Sen. Chris Larson and Rep. Christine Sinicki said their legislation will attack what they called a "drunk driving culture" in Wisconsin, the only state that treats a first-offense OWI as a traffic citation. Their bill, which they planned to circulate for co-sponsors later Wednesday, would require any offender regardless of blood-alcohol level to use a device for at least one year.
During a news conference at the St. Francis Police Department, advocates for crash victims said ignition interlocks had stopped 211,000 would-be drunk drivers in Wisconsin from 2006 to 2016.
"I think having one of these for anybody who's convicted of a drunk driving offense for an entire year will show that yes, there's a very real consequence," Larson said.
Currently, state law requires only repeat offenders or first-time offenders with a .15 BAC or higher to use a device. Advocates for crash victims say 40 percent of Wisconsin's first-time offenders repeat, and the state does virtually nothing to prevent it.
"Hope is not a winning strategy in stopping drunk driving," said Frank Harris of Mothers Against Drunk Driving, a lobbying group that advocates for tougher drunken-driving laws.

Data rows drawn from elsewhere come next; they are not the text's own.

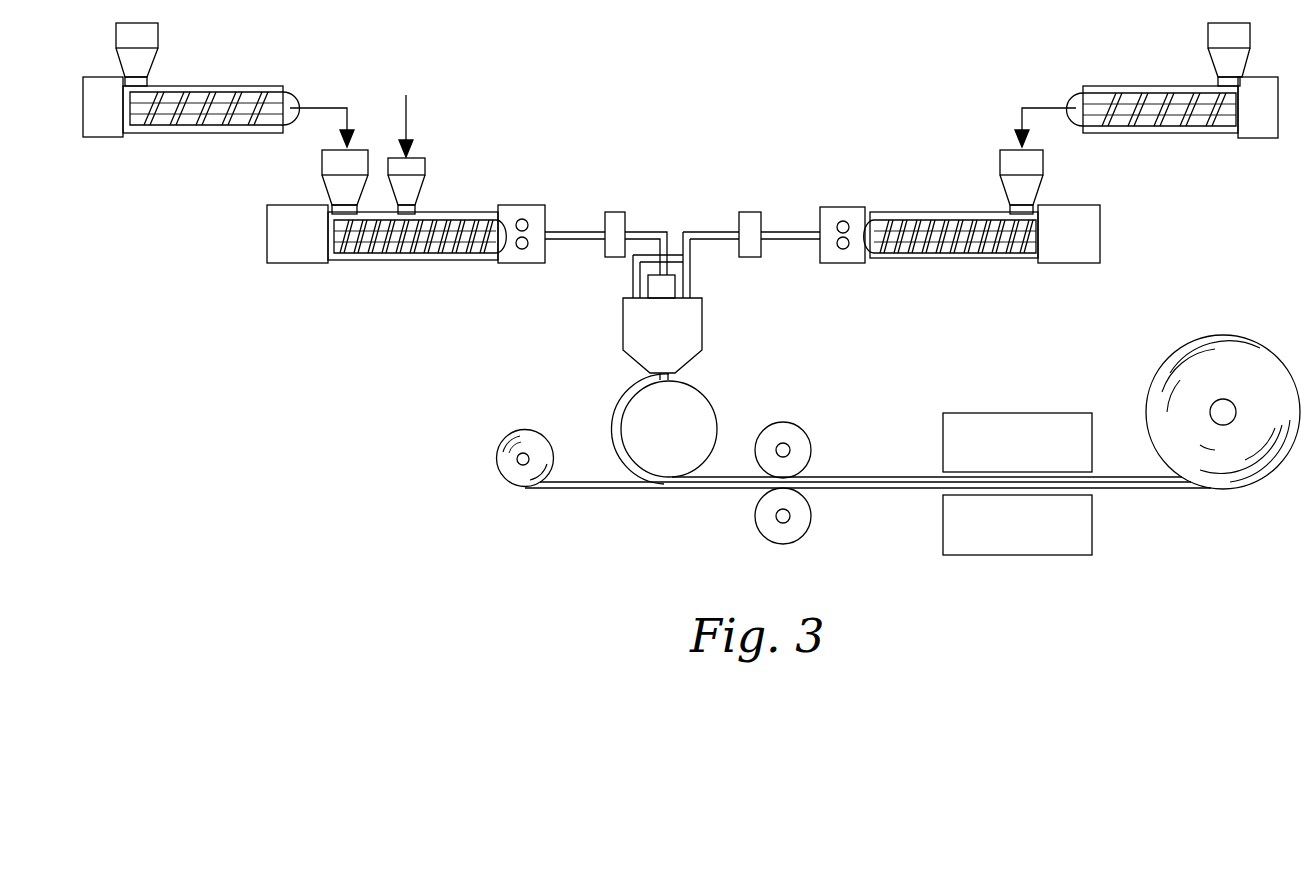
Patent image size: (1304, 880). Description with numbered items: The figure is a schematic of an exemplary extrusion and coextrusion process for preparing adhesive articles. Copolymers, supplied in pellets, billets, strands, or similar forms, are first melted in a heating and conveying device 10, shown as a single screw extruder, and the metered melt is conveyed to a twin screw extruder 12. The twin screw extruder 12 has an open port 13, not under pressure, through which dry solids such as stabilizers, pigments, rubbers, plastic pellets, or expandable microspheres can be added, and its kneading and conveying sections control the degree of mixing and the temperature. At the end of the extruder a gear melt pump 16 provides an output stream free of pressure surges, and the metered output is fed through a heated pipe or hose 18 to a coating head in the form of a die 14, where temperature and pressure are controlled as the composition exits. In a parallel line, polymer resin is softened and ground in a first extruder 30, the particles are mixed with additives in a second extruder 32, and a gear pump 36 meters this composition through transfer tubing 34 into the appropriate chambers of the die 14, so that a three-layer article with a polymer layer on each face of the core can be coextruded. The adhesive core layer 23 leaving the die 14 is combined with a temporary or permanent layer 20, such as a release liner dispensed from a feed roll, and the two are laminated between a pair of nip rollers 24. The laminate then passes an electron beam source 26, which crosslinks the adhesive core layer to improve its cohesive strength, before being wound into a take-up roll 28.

The heating and conveying device 10 is at (213, 85).
The twin screw extruder 12 is at (295, 263).
The open port 13 is at (425, 166).
The die 14 is at (623, 323).
The gear melt pump 16 is at (518, 205).
The heated pipe or hose 18 is at (649, 228).
The temporary or permanent layer 20 is at (587, 490).
The adhesive core layer 23 is at (626, 400).
The nip rollers 24 is at (791, 423).
The electron beam source 26 is at (1030, 413).
The take-up roll 28 is at (1268, 358).
The first extruder 30 is at (1137, 86).
The second extruder 32 is at (1102, 226).
The transfer tubing 34 is at (785, 228).
The gear pump 36 is at (843, 207).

With little time left in the Legislative session, the measure faces an uncertain future. A spokesman for the Wisconsin Tavern League, which has routinely played a key role in determining the fate of drunken-driving bills, did not return a phone message seeking comment.

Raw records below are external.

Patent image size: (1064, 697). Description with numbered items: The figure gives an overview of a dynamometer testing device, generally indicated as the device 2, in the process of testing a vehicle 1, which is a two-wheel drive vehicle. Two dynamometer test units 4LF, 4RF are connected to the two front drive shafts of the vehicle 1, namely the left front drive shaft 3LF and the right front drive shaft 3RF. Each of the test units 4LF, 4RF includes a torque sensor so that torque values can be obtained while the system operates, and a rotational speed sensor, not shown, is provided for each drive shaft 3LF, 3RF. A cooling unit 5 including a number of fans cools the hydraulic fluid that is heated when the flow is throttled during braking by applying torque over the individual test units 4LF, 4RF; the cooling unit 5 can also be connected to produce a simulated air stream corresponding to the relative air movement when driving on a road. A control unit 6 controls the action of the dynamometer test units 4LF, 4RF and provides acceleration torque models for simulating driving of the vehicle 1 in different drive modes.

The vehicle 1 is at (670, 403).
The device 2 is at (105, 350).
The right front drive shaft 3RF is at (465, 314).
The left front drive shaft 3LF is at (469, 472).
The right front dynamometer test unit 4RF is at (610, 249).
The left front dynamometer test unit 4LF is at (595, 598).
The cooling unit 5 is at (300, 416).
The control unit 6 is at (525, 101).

At least one Democratic lawmaker, state Rep. Evan Goyke of Milwaukee, raised concerns about the cost of the devices during debate on a separate ignition interlock bill this year. Offenders have to pay the cost of the device, which is $1,000 for a year. Low-income people can get the cost reduced by half.
St. Francis Police Chief Tom Dietrich said the benefits outweigh the cost, and endorsed the bill.

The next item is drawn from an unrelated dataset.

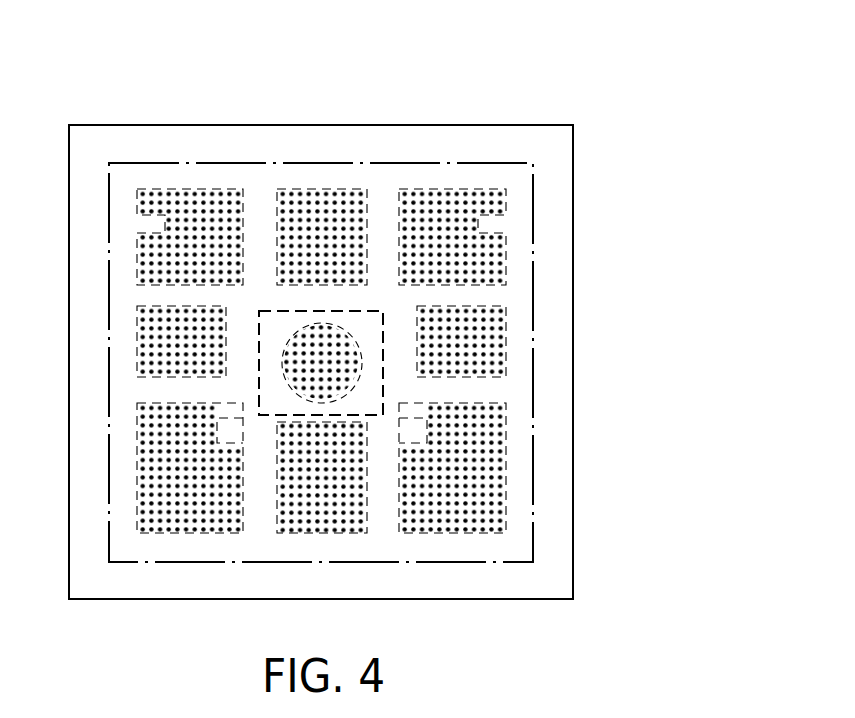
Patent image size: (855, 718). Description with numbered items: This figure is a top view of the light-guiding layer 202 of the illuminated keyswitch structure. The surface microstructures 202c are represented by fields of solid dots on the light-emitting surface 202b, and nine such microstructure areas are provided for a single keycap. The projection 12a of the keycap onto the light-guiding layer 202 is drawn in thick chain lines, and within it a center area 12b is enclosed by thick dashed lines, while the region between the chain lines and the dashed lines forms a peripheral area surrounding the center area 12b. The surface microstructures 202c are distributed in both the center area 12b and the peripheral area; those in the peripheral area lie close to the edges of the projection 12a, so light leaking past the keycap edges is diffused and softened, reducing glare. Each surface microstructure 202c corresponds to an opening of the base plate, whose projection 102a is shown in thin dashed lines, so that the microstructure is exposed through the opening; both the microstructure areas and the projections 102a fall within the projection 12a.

"If you're going to keep the streets safe and prevent deaths, how do you put a price tag on that?" Dietrich said during Wednesday's news conference.
Gov. Scott Walker signed an ignition-interlock device bill into law last week, closing a loophole that allowed some OWI offenders to get around the current ignition interlock requirement by borrowing a friend or family member's car. That bill received bipartisan support in the Legislature, though Sinicki and Larson said it would have a more limited effect than their new legislation.
"Over the years we’ve kind of tinkered around the edges of drunk driving," Sinicki said. "But I do believe this piece of legislation would make a huge difference in our culture here in Wisconsin."
Following the news conference, a representative from ignition interlock company Intoxalock demonstrated what the devices do. In Wisconsin, drivers must pass a breath test before turning on their car, then random tests at five- to 25-minute intervals.
If a person doesn't pass one of the random tests within six minutes, the car's horn goes off and the lights start flashing, said Skyler Roder, Intoxalock's regional manager.
Roder said the results aren't sent to law enforcement in real-time in Wisconsin as they are in some other states. Instead, Wisconsin requires people to get their devices reset every 30 to 60 days at a service center, which transmits the results to the ignition interlock company and then to the local sheriff's office, he said.